Today marks an important milestone for Industrial IoT analytics market. Harbor Research released its latest report on the state of the market and why data transformation is key to getting value from IoT analytics projects. You can download the full report here.
If I were to focus on five key takeaways from this report, they will be:
1. Over 70% of time and cost in an Industrial IoT analytics project is spent on data transformation. Data Management and transformation is the unspoken bridge between connectivity and analytics such as machine learning projects in IIoT market. Without proper data transformation, basic visualization and advanced analytics is meaningless. This is all the more true as connected machines are becoming more “intelligent machines” generating all kinds of complex machine data in different formats and protocols.

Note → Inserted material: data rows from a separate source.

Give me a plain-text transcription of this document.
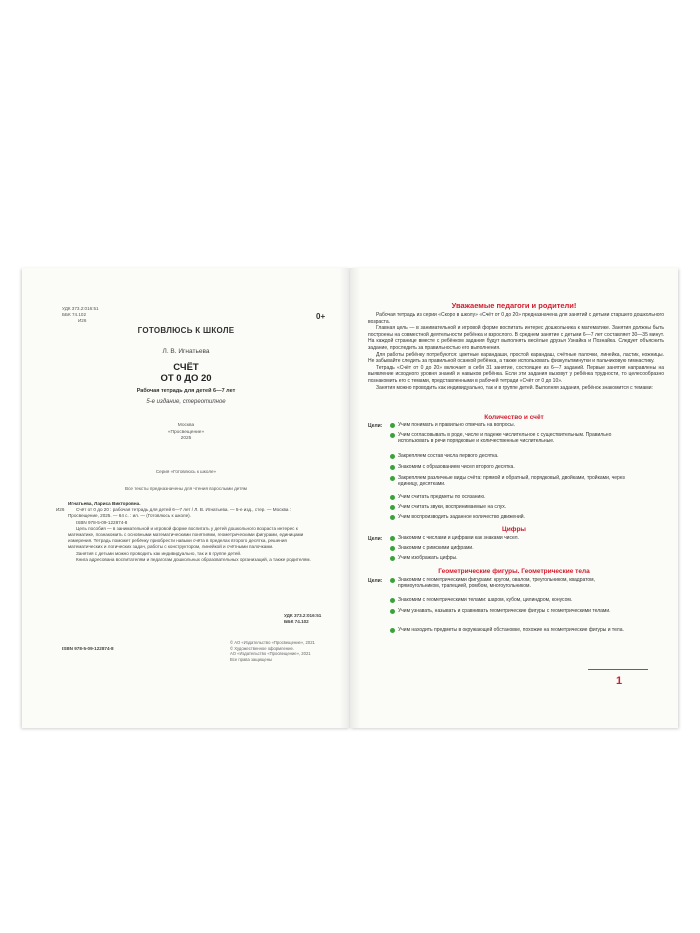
УДК 373.2:016:51
ББК 74.102
И26	0+
ГОТОВЛЮСЬ К ШКОЛЕ
Л. В. Игнатьева
СЧЁТ
ОТ 0 ДО 20
Рабочая тетрадь для детей 6—7 лет
5-е издание, стереотипное
Москва
«Просвещение»
2025
Серия «Готовлюсь к школе»
Все тексты предназначены для чтения взрослыми детям
Игнатьева, Лариса Викторовна.
И26	Счёт от 0 до 20 : рабочая тетрадь для детей 6—7 лет / Л. В. Игнатьева. — 5-е изд., стер. — Москва : Просвещение, 2025. — 64 с. : ил. — (Готовлюсь к школе).

ISBN 978-5-09-122874-8

Цель пособия — в занимательной и игровой форме воспитать у детей дошкольного возраста интерес к математике, познакомить с основными математическими понятиями, геометрическими фигурами, единицами измерения. Тетрадь поможет ребёнку приобрести навыки счёта в пределах второго десятка, решения математических и логических задач, работы с конструктором, линейкой и счётными палочками.

Занятия с детьми можно проводить как индивидуально, так и в группе детей.

Книга адресована воспитателям и педагогам дошкольных образовательных организаций, а также родителям.

УДК 373.2:016:51
ББК 74.102
ISBN 978-5-09-122874-8
© АО «Издательство «Просвещение», 2021
© Художественное оформление.
АО «Издательство «Просвещение», 2021
Все права защищены
Уважаемые педагоги и родители!

Рабочая тетрадь из серии «Скоро в школу» «Счёт от 0 до 20» предназначена для занятий с детьми старшего дошкольного возраста.

Главная цель — в занимательной и игровой форме воспитать интерес дошкольника к математике. Занятия должны быть построены на совместной деятельности ребёнка и взрослого. В среднем занятие с детьми 6—7 лет составляет 30—35 минут. На каждой странице вместе с ребёнком задания будут выполнять весёлые друзья Узнайка и Познайка. Следует объяснить задание, проследить за правильностью его выполнения.

Для работы ребёнку потребуются: цветные карандаши, простой карандаш, счётные палочки, линейка, ластик, ножницы. Не забывайте следить за правильной осанкой ребёнка, а также использовать физкультминутки и пальчиковую гимнастику.

Тетрадь «Счёт от 0 до 20» включает в себя 31 занятие, состоящее из 6—7 заданий. Первые занятия направлены на выявление исходного уровня знаний и навыков ребёнка. Если эти задания вызовут у ребёнка трудности, то целесообразно познакомить его с темами, представленными в рабочей тетради «Счёт от 0 до 10».

Занятия можно проводить как индивидуально, так и в группе детей. Выполняя задания, ребёнок знакомится с темами:

Количество и счёт
Цели:	Учим понимать и правильно отвечать на вопросы.
Учим согласовывать в роде, числе и падеже числительное с существительным. Правильно использовать в речи порядковые и количественные числительные.
Закрепляем состав числа первого десятка.
Знакомим с образованием чисел второго десятка.
Закрепляем различные виды счёта: прямой и обратный, порядковый, двойками, тройками, через единицу, десятками.
Учим считать предметы по осязанию.
Учим считать звуки, воспринимаемые на слух.
Учим воспроизводить заданное количество движений.
Цифры
Цели:	Знакомим с числами и цифрами как знаками чисел.
Знакомим с римскими цифрами.
Учим изображать цифры.
Геометрические фигуры. Геометрические тела
Цели:	Знакомим с геометрическими фигурами: кругом, овалом, треугольником, квадратом, прямоугольником, трапецией, ромбом, многоугольником.
Знакомим с геометрическими телами: шаром, кубом, цилиндром, конусом.
Учим узнавать, называть и сравнивать геометрические фигуры с геометрическими телами.
Учим находить предметы в окружающей обстановке, похожие на геометрические фигуры и тела.
1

2. Not all machine data is created equal. There is simple sensor data. Then there are machine logs such as syslogs. Finally the world is headed towards multi-structured machine data that includes sensor info, syslogs, configurations data, statistical data on performance etc, and procedure data such as for medical machines (hidden in event logs). Assimilating all these disparate data sources, normalizing values, indexing facets, building object model, etc – all in one single development step is a nightmare for OEMs and operators who struggle with the notion of big data and machine data analytics. That is where Glassbeam shines really well with our core IP on SPL, SCALAR, Rules engine, and apps like Explorer etc.
3. Complex machine data will be driven with evolution of machine intelligence. As technologies mature, particularly embedded computing and software tools, machines will continue to evolve to much higher levels of intelligence. As machines become more and more complex, so too will the challenge of extracting intelligence from the machine’s data. Because more advanced intelligent machines produce a variety of more complex “machine logs” in a relatively predictable manner, it is an ideal “staging” area for designing, building and deploying a new generation of advanced data management, transformation and analytics tools.
4. Glassbeam addresses complex machine log data in ways other companies cannot. Reason is that DNA of Glassbeam is very different from companies like GE Predix, Uptake, C3IoT, Splunk, etc. Many of these companies have great IoT platforms that can ingest and index syslogs for search and analytics. They cannot handle complex logs that have different sections, formats etc, out of the box. Tackling sensor data is also fairly easy for these platforms. However as described above, machines are becoming more intelligent and so will the OEMs and Operators who will ask for deep diagnostics analytics on complex machine data. Glassbeam addresses this market segment really well.
5. Over 3 Billion machines will produce complex logs by 2022! This is per Harbor Research Smart Systems Market Model. Number of installed machines producing complex logs is projected to grow from 1.5B in 2017 to 3.2B in 2022 at 24% CAGR. Healthcare is the highest growth category from 1.3M to 5.6M machines at 34% CAGR. Machines producing complex machine log data will account for a $164.8B Value-Added Applications opportunity in 2022. Which ever way you look at these numbers, there is no denying the fact that the market is exploding and Glassbeam is right in the middle of the perfect storm of machine connectivity, data transformation, analytics, and machine learning.
In summary, Glassbeam is at the forefront of IIoT analytics market. There is huge promise in the value of conducting data management and analytics for multi-structured machine log data. However, many customers underestimate the importance of data management and transformation, and do not understand that the full value of this complex log data can only be realized through advanced data solutions. For all potential solution adopters, Glassbeam plays a key role in enabling an end-to-end data platform, spanning from data acquisition to data visualization, and is built to handle complex machine log data. Glassbeam is purpose-built to address these challenges, allowing end-users to realize new levels of value from data, while also achieving significant cost and time savings.